“Scant Oversight and Lax Reporting” Doom Federal Right-to-Know Regs

by jim on July 14, 2013

haz mat suitsReuters examines the almost 30-year old Emergency Planning and Community Right to Know Act and finds that, depending on what state you live in, the information that's supposed to be provided to the public is either semi-correct, or full of holes you can drive tanker trucks through.

One of the provisions of the Act is supposed to be an annual inventory of all hazardous chemicals on site at a particular facility. Some 500,000 different substances are covered under the regs and should be accounted for…

But facilities across the country often misidentify these chemicals or their location, and sometimes fail to report the existence of the substances altogether. And except for a handful of states, neither federal nor local authorities are auditing the reports for errors.

As was demonstrated in West, recently, it's important to know what hazardous materials are stored where and in what quantity. Not only for the sake of surrounding residents, but for the first responders coming to their aid in any kind of accident or incident. Reuters cites several examples where firefighters showed-up and were injured on the scene when they didn't know a hazardous chemical was on-site.

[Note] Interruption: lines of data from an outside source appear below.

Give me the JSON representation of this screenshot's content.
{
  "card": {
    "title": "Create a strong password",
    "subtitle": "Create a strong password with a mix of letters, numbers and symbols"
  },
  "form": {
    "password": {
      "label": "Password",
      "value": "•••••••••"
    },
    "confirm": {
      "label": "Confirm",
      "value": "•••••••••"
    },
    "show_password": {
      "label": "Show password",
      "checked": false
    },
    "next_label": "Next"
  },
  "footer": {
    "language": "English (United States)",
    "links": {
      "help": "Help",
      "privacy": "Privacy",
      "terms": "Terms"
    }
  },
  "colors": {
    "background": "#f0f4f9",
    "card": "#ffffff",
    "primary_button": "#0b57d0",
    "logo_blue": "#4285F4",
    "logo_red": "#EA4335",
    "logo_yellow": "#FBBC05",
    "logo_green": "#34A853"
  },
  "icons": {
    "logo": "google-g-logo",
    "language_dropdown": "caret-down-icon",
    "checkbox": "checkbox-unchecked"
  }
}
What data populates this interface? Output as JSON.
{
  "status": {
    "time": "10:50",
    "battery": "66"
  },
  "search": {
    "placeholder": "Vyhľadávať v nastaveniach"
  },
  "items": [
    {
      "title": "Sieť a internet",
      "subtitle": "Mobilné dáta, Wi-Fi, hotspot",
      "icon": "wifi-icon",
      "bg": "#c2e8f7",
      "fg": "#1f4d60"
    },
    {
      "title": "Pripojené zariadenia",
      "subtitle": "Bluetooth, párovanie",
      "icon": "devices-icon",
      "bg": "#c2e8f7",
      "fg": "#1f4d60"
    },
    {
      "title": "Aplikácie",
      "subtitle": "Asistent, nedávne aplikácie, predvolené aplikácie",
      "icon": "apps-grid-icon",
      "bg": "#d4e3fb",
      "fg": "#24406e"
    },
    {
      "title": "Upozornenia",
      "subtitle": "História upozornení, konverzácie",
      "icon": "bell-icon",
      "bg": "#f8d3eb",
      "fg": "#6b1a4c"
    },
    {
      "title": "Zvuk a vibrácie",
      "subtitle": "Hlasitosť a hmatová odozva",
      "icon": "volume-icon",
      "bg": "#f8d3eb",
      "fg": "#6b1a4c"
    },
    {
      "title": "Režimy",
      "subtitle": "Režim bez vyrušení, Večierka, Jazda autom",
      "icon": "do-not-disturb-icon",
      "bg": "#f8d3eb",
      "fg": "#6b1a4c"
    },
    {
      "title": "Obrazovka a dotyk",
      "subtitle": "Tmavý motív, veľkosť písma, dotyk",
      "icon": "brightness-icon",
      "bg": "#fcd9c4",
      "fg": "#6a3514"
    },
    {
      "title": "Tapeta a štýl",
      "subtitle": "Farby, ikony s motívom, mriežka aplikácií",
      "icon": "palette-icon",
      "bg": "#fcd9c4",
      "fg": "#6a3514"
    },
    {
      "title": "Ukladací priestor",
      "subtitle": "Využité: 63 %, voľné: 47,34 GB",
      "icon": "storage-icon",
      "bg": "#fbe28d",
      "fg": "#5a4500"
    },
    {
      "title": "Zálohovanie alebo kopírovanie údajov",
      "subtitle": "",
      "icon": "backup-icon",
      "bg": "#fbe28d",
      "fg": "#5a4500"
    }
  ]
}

A recent Congressional study estimated 60 deaths, more than 1,300 injuries and more than $1.6 billion in onsite and off-site damages caused by accidents at facilities storing 140 Tier II chemicals that have been deemed most dangerous by the EPA.

These numbers also don't include accidents at oil and gas industry sites, often exempt from the same reporting requirements as other industries. It's another reason why Dallas should include a complete, water-proof disclosure provision in any new gas drilling ordinance its Council passes.